Released on Thursday, the Banking on Climate Chaos report (PDF) found that the Royal Bank of Canada (RBC) had surpassed United States-based JP Morgan Chase for the first time since 2019.
RBC, one of Canada’s so-called “Big 5” banks, has contributed $254bn to fossil fuel companies since the Paris Agreement, the global climate accord that came into force in 2016.
“JPMorgan Chase retains its overall ranking for worst fossil fuel bank since 2016, having committed $434 billion since the year the Paris Agreement went into effect,” said the report, which was authored by the Rainforest Action Network, the Sierra Club, and other environmental organisations.

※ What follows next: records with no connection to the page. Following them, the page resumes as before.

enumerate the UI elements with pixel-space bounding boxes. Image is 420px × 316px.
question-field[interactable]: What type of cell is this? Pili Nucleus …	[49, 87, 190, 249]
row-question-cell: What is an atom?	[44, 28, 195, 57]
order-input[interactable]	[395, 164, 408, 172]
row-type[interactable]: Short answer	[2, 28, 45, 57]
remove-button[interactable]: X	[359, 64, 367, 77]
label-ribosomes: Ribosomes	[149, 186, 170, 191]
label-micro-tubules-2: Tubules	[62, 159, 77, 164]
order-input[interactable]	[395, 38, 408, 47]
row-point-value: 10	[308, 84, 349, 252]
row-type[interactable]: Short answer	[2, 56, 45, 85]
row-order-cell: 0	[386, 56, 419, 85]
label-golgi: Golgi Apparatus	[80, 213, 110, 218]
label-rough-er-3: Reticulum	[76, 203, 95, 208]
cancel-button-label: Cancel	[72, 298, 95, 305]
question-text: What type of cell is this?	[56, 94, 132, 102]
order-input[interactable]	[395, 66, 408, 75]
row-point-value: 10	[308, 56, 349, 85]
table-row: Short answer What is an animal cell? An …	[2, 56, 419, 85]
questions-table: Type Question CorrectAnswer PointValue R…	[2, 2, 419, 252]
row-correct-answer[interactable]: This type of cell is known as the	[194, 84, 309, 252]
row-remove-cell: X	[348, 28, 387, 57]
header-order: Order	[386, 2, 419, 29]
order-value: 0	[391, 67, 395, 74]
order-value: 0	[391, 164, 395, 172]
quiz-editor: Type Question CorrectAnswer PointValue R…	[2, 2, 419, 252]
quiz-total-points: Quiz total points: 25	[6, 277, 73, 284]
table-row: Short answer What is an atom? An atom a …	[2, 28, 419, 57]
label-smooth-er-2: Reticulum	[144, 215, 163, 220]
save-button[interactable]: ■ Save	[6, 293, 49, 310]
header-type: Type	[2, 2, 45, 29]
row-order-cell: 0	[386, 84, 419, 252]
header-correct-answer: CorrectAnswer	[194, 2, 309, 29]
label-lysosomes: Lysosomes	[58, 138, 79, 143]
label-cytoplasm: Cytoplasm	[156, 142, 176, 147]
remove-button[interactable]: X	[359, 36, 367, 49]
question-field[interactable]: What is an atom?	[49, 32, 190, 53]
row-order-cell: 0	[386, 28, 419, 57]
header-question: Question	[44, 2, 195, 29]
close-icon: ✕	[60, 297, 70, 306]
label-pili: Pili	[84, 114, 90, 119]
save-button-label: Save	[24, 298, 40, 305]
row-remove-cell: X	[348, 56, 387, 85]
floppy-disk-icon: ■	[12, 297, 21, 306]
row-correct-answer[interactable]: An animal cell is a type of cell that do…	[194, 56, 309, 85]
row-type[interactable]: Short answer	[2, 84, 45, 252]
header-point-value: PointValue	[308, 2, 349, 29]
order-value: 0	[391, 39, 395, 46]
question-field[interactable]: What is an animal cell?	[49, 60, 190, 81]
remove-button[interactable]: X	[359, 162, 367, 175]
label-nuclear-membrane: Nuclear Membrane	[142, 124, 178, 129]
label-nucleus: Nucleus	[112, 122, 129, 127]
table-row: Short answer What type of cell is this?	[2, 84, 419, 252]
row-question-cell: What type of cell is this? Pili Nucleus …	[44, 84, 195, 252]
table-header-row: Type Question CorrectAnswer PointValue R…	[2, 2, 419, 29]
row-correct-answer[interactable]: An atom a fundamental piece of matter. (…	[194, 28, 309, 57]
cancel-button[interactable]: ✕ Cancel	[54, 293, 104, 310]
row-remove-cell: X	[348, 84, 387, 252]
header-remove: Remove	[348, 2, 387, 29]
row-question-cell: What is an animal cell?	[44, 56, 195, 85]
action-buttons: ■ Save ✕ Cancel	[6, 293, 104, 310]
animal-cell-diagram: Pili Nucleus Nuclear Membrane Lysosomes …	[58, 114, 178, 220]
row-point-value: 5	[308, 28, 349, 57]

For years, climate activists have called on major financial institutions around the world to divest from fossil fuel companies as a way to address the climate crisis.
In Canada, this has included a push by Indigenous communities to get major banks to pull their money out of contentious pipeline projects, including the Coastal GasLink pipeline that will cut through Wet’suwet’en territory on the country’s west coast.
RBC’s president and CEO, Dave McKay, has defended the bank’s support for Coastal GasLink, local media reported, saying the project had been reviewed and approved by regulators.
In an emailed statement to Al Jazeera on Thursday, RBC rebuffed the new report, saying its authors “do not validate their figures or findings with us and we can’t confirm their conclusions”.
This includes “setting initial interim emissions reduction targets for lending in 3 key sectors which inform our lending decisions”, among other steps, RBC added.
But Wet’suwet’en leaders renewed their condemnations of the bank’s position following the report’s release, and they called on RBC to “defund climate chaos now”.
Keith Stewart, a senior energy strategist for Greenpeace Canada, also said in a statement that the findings showed that “we can no longer simply trust bankers to do the right thing on climate change or Indigenous rights”.
“Asking politely will only lead to us continuing to be played for suckers by the big banks,” Stewart said.